Add gitignore and PTP JSON ingest script
authorJakob Cornell <jakob+gpg@jcornell.net>
Sat, 9 Oct 2021 06:28:38 +0000 (01:28 -0500)
committerJakob Cornell <jakob+gpg@jcornell.net>
Sat, 9 Oct 2021 06:38:32 +0000 (01:38 -0500)
.gitignore [new file with mode: 0644]
python/scripts/ingest_ptp_json.py [new file with mode: 0644]

diff --git a/.gitignore b/.gitignore
new file mode 100644 (file)
index 0000000..fbf1bc5
--- /dev/null
@@ -0,0 +1,3 @@
+*.egg-info
+__pycache__
+.mypy_cache
diff --git a/python/scripts/ingest_ptp_json.py b/python/scripts/ingest_ptp_json.py
new file mode 100644 (file)
index 0000000..9de0380
--- /dev/null
@@ -0,0 +1,66 @@
+import argparse
+import contextlib
+import json
+import pathlib
+import sys
+
+import psycopg2
+import zstd
+
+
+arg_parser = argparse.ArgumentParser()
+arg_parser.add_argument("paths", metavar = "path", nargs = "+")
+args = arg_parser.parse_args()
+paths = set(map(pathlib.Path, args.paths))
+
+
+# Fail fast if a path is wrong
+for p in paths:
+       p.open("rb").close()
+
+
+def ingest(doc, db_cursor):
+       for group in doc["Movies"]:
+               stmt = (
+                       "insert into ptp.torrent_group (id, title, year, imdb_id)"
+                       + " values (%s, %s, %s, %s, %s)"
+                       + " on conflict (id) do update set (id, title, year, imdb_id) = row(excluded.*)"
+                       + ";"
+               )
+               db_cursor.execute(
+                       stmt,
+                       (group["GroupId"], group["Title"], group["Year"], group.get("ImdbId"))
+               )
+
+               group_cols = "(group_id, torrentid, quality, source, container, codec, resolution, seeders, leechers, snatched)"
+               stmt = (
+                       f"insert into ptp.torrent {group_cols}"
+                       + " values (%s, %s, %s, %s, %s, %s, %s, %s, %s, %s)"
+                       + f" on conflict (torrentid) do update set {group_cols} = row(excluded.*)"
+                       + ";"
+               )
+               for torrent in group["Torrents"]:
+                       db_cursor.execute(
+                               stmt,
+                               (
+                                       group["GroupId"], torrent["Id"], torrent["Quality"], torrent["Source"], torrent["Container"],
+                                       torrent["Codec"], torrent["Resolution"], int(torrent["Seeders"]), int(torrent["Leechers"]),
+                                       int(torrent["Snatched"]),
+                               )
+                       )
+
+
+with contextlib.closing(psycopg2.connect()) as conn, conn.cursor() as cursor:
+       conn.autocommit = True
+
+       for p in paths:
+               with p.open("rb") as f:
+                       json_data = zstd.decompress(f.read()).decode("utf-8")
+
+               doc = json.loads(json_data)

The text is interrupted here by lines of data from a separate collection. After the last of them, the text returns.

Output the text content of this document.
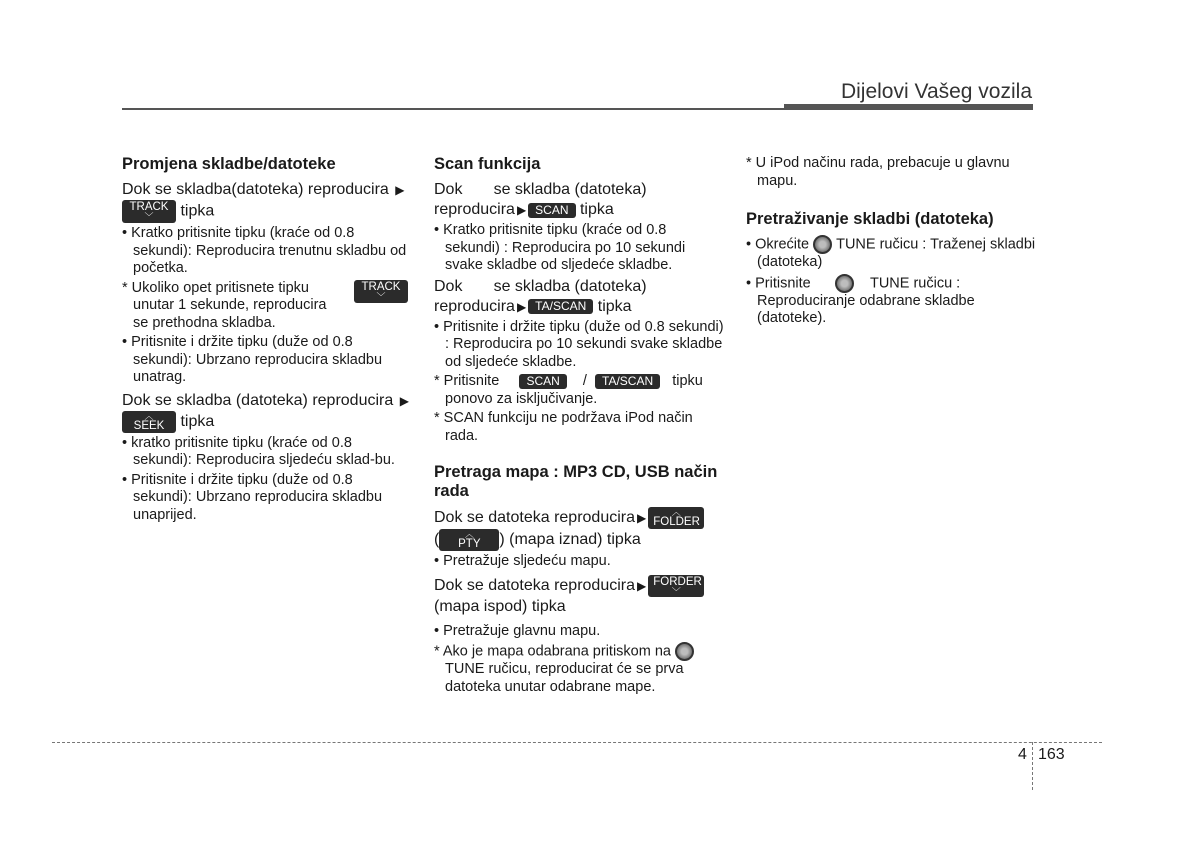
Dijelovi Vašeg vozila
Promjena skladbe/datoteke

Dok se skladba(datoteka) reproducira ▶

TRACK
﹀	tipka

• Kratko pritisnite tipku (kraće od 0.8 sekundi): Reproducira trenutnu skladbu od početka.

* Ukoliko opet pritisnete tipku unutar 1 sekunde, reproducira se prethodna skladba.

TRACK
﹀

• Pritisnite i držite tipku (duže od 0.8 sekundi): Ubrzano reproducira skladbu unatrag.

Dok se skladba (datoteka) reproducira ▶

︿
SEEK	tipka

• kratko pritisnite tipku (kraće od 0.8 sekundi): Reproducira sljedeću sklad-bu.

• Pritisnite i držite tipku (duže od 0.8 sekundi): Ubrzano reproducira skladbu unaprijed.

Scan funkcija

Dok se skladba (datoteka)
reproducira ▶ SCAN tipka

• Kratko pritisnite tipku (kraće od 0.8 sekundi) : Reproducira po 10 sekundi svake skladbe od sljedeće skladbe.

Dok se skladba (datoteka)
reproducira ▶ TA/SCAN tipka

• Pritisnite i držite tipku (duže od 0.8 sekundi) : Reproducira po 10 sekundi svake skladbe od sljedeće skladbe.

* Pritisnite SCAN / TA/SCAN tipku ponovo za isključivanje.

* SCAN funkciju ne podržava iPod način rada.

Pretraga mapa : MP3 CD, USB način rada

Dok se datoteka reproducira ▶	︿
FOLDER

(	︿
PTY	) (mapa iznad) tipka

• Pretražuje sljedeću mapu.

Dok se datoteka reproducira ▶ FORDER
﹀

(mapa ispod) tipka

• Pretražuje glavnu mapu.

* Ako je mapa odabrana pritiskom na TUNE ručicu, reproducirat će se prva datoteka unutar odabrane mape.

* U iPod načinu rada, prebacuje u glavnu mapu.

Pretraživanje skladbi (datoteka)

• Okrećite TUNE ručicu : Traženej skladbi (datoteka)

• Pritisnite	TUNE ručicu : Reproduciranje odabrane skladbe (datoteke).

4 163
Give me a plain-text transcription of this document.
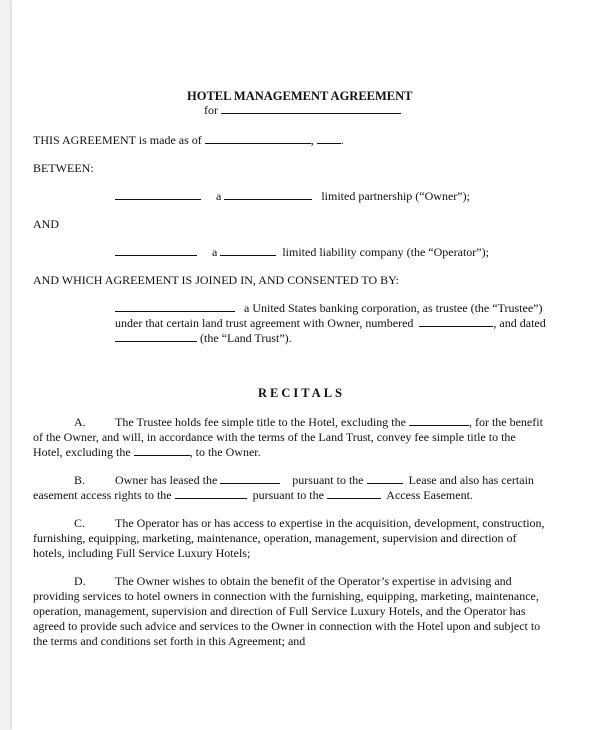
HOTEL MANAGEMENT AGREEMENT
for
THIS AGREEMENT is made as of	, .
BETWEEN:
a	limited partnership (“Owner”);
AND
a	limited liability company (the “Operator”);
AND WHICH AGREEMENT IS JOINED IN, AND CONSENTED TO BY:
a United States banking corporation, as trustee (the “Trustee”)
under that certain land trust agreement with Owner, numbered	, and dated
(the “Land Trust”).
RECITALS
A. The Trustee holds fee simple title to the Hotel, excluding the	, for the benefit
of the Owner, and will, in accordance with the terms of the Land Trust, convey fee simple title to the
Hotel, excluding the	, to the Owner.
B. Owner has leased the	pursuant to the	Lease and also has certain
easement access rights to the	pursuant to the	Access Easement.
C. The Operator has or has access to expertise in the acquisition, development, construction,
furnishing, equipping, marketing, maintenance, operation, management, supervision and direction of
hotels, including Full Service Luxury Hotels;
D. The Owner wishes to obtain the benefit of the Operator’s expertise in advising and
providing services to hotel owners in connection with the furnishing, equipping, marketing, maintenance,
operation, management, supervision and direction of Full Service Luxury Hotels, and the Operator has
agreed to provide such advice and services to the Owner in connection with the Hotel upon and subject to
the terms and conditions set forth in this Agreement; and
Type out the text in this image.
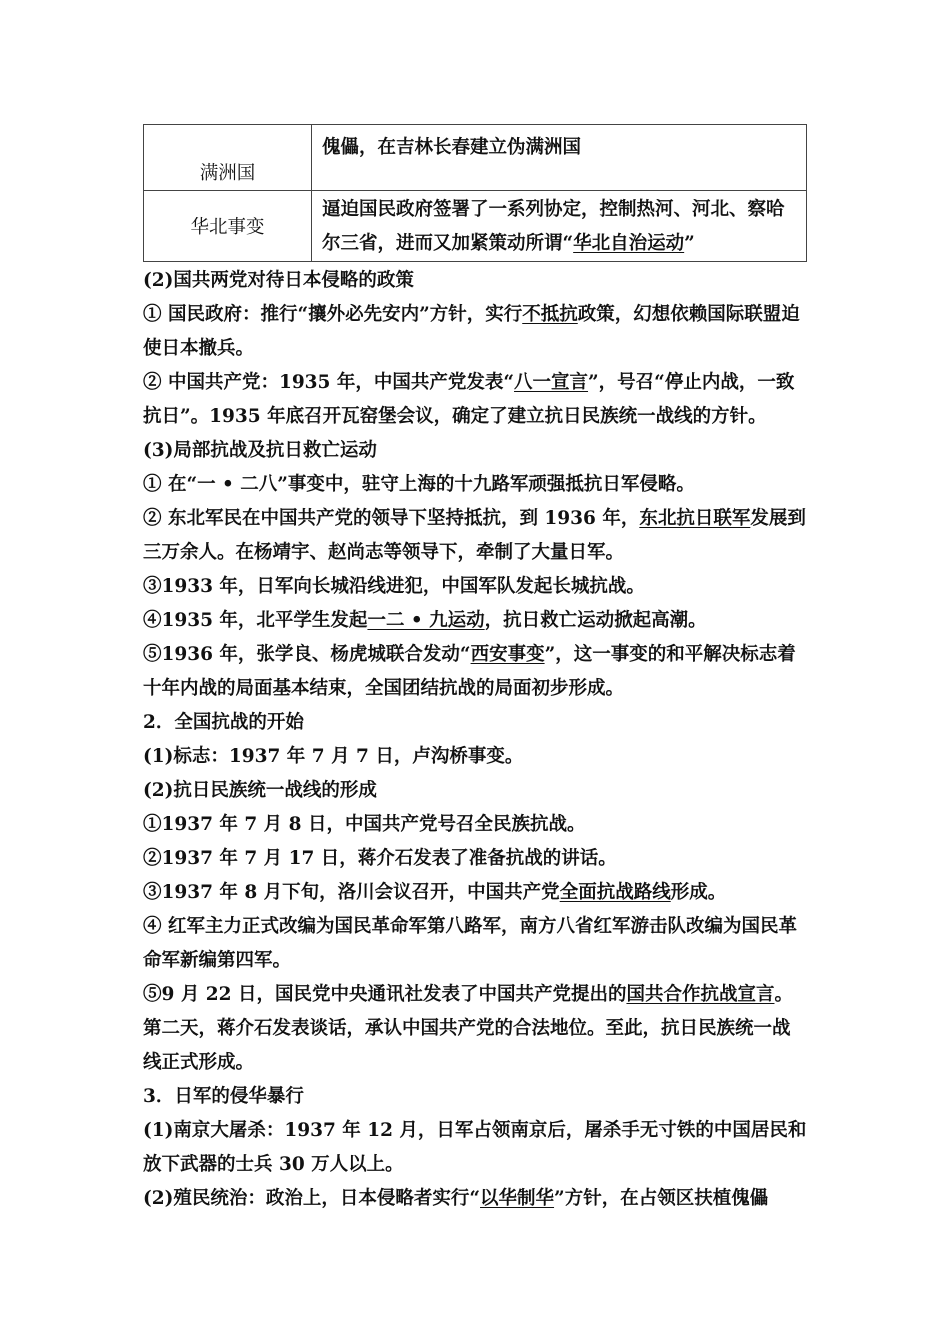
满洲国	傀儡，在吉林长春建立伪满洲国
华北事变	逼迫国民政府签署了一系列协定，控制热河、河北、察哈尔三省，进而又加紧策动所谓“华北自治运动”

(2)国共两党对待日本侵略的政策

① 国民政府：推行“攘外必先安内”方针，实行不抵抗政策，幻想依赖国际联盟迫使日本撤兵。

② 中国共产党：1935 年，中国共产党发表“八一宣言”，号召“停止内战，一致抗日”。1935 年底召开瓦窑堡会议，确定了建立抗日民族统一战线的方针。

(3)局部抗战及抗日救亡运动

① 在“一 • 二八”事变中，驻守上海的十九路军顽强抵抗日军侵略。

② 东北军民在中国共产党的领导下坚持抵抗，到 1936 年，东北抗日联军发展到三万余人。在杨靖宇、赵尚志等领导下，牵制了大量日军。

③1933 年，日军向长城沿线进犯，中国军队发起长城抗战。

④1935 年，北平学生发起一二 • 九运动，抗日救亡运动掀起高潮。

⑤1936 年，张学良、杨虎城联合发动“西安事变”，这一事变的和平解决标志着十年内战的局面基本结束，全国团结抗战的局面初步形成。

2．全国抗战的开始

(1)标志：1937 年 7 月 7 日，卢沟桥事变。

(2)抗日民族统一战线的形成

①1937 年 7 月 8 日，中国共产党号召全民族抗战。

②1937 年 7 月 17 日，蒋介石发表了准备抗战的讲话。

③1937 年 8 月下旬，洛川会议召开，中国共产党全面抗战路线形成。

④ 红军主力正式改编为国民革命军第八路军，南方八省红军游击队改编为国民革命军新编第四军。

⑤9 月 22 日，国民党中央通讯社发表了中国共产党提出的国共合作抗战宣言。第二天，蒋介石发表谈话，承认中国共产党的合法地位。至此，抗日民族统一战线正式形成。

3．日军的侵华暴行

(1)南京大屠杀：1937 年 12 月，日军占领南京后，屠杀手无寸铁的中国居民和放下武器的士兵 30 万人以上。

(2)殖民统治：政治上，日本侵略者实行“以华制华”方针，在占领区扶植傀儡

+               group_count = len(doc["Movies"])
+               torrent_count = sum(len(g["Torrents"]) for g in doc["Movies"])
+
+               ingest(doc, cursor)
+               print(p, file = sys.stderr)
+               print("  processed {} torrents in {} groups".format(torrent_count, group_count), file = sys.stderr)